With scant money left for business tax cuts, Congress is scouring for other ways to pay for them — including business tax increases, reports the Wall Street Journal.
Republicans want to attach as much as $30 billion in business- related tax breaks over 10 years to the minimum-wage bill, which is expected to begin moving in July. Congress also hopes to extend expiring tax credits, provide incentives for health coverage and energy investments, add charitable-giving provisions and reduce capital-gains taxes, the newspaper reports.
But there isn’t any room left in the budget. Hence the search for “offsets,” says the Journal. Common targets are tax shelters, taxes on insurance and financial products and obscure business deductions. The first revenue-raising measures could appear on the minimum-wage bill in the Senate.
In his final budget, President Clinton included some 90 steps to raise about $180 billion over 10 years, and Congress’s Joint Tax Committee has periodically urged higher penalties and other steps to raise revenue. Those lists are now road maps for both Republicans and Democrats, says the Journal.
Democratic Rep. Lloyd Doggett of Texas, a Ways and Means Committee member, has included some of Clinton’s ideas in a bill that targets tax shelters. A Doggett spokeswoman said the plan would raise about $12 billion. Others talk of imposing an “exit tax” on Americans who renounce their citizenship and become citizens of other countries in an effort to evade taxes, the paper reports.
Some tax-policy analysts are skeptical. One told the Journal, “These things always sound better in the abstract.”
Another approach is to target budget allocations that haven’t been spent yet, such as the $28 billion set aside for expanding health coverage, says the Journal.
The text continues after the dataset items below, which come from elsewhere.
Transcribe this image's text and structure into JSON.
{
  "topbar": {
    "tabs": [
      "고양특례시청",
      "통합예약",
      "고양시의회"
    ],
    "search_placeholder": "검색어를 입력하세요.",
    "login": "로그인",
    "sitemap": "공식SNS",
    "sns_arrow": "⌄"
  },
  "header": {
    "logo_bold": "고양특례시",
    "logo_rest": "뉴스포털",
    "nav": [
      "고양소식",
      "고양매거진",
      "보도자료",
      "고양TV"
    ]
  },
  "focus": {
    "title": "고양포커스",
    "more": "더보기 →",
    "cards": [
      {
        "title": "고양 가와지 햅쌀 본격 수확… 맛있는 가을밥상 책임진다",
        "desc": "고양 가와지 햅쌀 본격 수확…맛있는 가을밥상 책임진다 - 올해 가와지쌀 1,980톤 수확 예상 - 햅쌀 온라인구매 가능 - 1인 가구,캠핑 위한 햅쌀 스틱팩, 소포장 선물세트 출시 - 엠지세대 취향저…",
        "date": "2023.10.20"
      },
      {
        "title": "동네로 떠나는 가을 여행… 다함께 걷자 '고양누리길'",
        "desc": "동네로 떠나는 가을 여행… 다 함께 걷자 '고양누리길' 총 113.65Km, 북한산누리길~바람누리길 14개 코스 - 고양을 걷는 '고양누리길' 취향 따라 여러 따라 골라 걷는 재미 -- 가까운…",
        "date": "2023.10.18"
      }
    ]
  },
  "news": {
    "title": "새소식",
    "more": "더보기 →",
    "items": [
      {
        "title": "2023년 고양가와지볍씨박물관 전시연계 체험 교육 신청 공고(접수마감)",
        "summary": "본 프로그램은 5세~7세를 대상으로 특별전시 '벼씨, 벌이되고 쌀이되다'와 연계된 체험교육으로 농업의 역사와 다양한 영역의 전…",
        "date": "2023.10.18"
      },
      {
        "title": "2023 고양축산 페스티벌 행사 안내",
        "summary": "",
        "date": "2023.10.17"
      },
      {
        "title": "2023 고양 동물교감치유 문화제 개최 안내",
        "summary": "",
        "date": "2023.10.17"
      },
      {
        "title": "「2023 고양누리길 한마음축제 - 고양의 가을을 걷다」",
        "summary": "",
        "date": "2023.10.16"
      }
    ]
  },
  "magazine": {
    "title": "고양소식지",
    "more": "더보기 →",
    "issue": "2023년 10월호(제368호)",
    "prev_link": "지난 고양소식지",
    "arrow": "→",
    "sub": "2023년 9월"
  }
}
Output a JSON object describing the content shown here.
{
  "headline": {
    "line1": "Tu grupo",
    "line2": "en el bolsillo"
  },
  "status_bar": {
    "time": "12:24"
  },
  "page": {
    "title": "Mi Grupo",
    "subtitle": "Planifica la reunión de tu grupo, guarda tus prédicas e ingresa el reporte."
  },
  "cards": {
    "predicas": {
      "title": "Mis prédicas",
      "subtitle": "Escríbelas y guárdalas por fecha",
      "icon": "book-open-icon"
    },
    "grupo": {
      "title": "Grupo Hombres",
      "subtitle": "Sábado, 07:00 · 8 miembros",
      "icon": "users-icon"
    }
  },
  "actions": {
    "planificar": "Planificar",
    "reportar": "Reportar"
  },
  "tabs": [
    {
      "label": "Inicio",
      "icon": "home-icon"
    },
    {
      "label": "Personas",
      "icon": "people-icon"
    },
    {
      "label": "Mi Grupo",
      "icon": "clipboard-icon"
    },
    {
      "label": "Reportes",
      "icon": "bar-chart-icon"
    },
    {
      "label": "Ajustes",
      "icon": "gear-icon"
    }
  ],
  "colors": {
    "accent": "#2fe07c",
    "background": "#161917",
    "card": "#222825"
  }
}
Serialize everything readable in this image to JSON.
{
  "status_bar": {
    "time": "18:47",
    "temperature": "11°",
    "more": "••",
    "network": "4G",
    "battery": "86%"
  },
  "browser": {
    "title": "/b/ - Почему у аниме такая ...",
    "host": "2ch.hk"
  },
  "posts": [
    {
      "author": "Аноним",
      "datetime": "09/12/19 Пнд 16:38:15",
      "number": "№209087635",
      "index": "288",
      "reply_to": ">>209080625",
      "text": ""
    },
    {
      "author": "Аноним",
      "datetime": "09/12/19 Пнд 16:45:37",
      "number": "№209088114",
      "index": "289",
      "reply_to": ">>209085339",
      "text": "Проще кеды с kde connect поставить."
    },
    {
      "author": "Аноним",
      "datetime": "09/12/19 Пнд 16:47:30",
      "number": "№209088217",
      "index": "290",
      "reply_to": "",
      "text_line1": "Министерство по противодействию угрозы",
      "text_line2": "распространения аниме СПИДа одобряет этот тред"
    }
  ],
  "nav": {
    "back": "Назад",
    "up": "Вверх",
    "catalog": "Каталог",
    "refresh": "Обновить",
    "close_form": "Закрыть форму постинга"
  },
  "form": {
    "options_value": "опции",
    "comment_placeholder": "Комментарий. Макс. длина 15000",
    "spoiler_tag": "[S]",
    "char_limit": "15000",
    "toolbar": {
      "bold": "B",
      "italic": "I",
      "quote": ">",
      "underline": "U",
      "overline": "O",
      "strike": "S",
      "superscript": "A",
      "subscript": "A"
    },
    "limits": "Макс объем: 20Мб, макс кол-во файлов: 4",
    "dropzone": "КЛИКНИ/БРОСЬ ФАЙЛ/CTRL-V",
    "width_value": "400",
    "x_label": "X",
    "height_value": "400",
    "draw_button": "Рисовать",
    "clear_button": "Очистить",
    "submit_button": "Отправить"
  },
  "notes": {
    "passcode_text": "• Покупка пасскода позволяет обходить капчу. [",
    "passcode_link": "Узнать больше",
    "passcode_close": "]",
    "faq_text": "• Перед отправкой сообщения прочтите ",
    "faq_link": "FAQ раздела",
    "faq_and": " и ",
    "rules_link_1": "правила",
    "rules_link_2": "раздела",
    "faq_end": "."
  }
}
Republicans are looking at that as a way to fund tax breaks that would encourage people to buy health insurance or to pay for small-business provisions on the minimum-wage bill.
Some lawmakers are even considering halting action on legislation to cut fees on securities transactions by $14 billion over 10 years. The Senate and the House have passed different bills, and supporters, including some Wall Street firms, are pressuring Senate Majority Leader Tom Daschle, a South Dakota Democrat, to adopt the House bill to quickly enact the fee cuts, the paper says.
Already, lawmakers have found $7 billion by extending a U.S. Customs Service user fee. They are also weighing possible offsets for the minimum-wage tax breaks, says the Journal.
Republicans usually shun offsets, but these days they are torn, according to the Journal. They promised rewards to business supporters for not trying to climb aboard President Bush’s 10-year, $1.35 trillion tax package, which mainly helps individuals. But the cuts depleted the non-Medicare and Social Security surplus, and bigger-than-expected health, energy or military investments could drain it further. Meanwhile, revised revenue projections are expected later this summer, and they could be grim.
Already, GOP budget analysts in Congress last week were projecting that the sluggish economy could lop $20 billion or so from the projected $63 billion surplus for 2002. Given the pressure for new spending, that would push lawmakers “perilously close” to erasing the surplus and dipping into Medicare money, Senate Budget Committee Director William Hoagland told the Journal.
And White House officials on Friday conceded that the economy’s poor performance in fiscal 2001 could shave tens of billions off the 2001 surplus, raising the possibility that the government will technically be spending Medicare surplus money this year.
Business lobbyists acknowledge they are in a tough position. They want tax cuts, but not at any costs. One priority is the repeal of the corporate alternative minimum tax, which companies are hitting as their profits decline. But repeal would cost an estimated $16 billion, according to lobbyists, leaving them less than optimistic about changes anytime soon.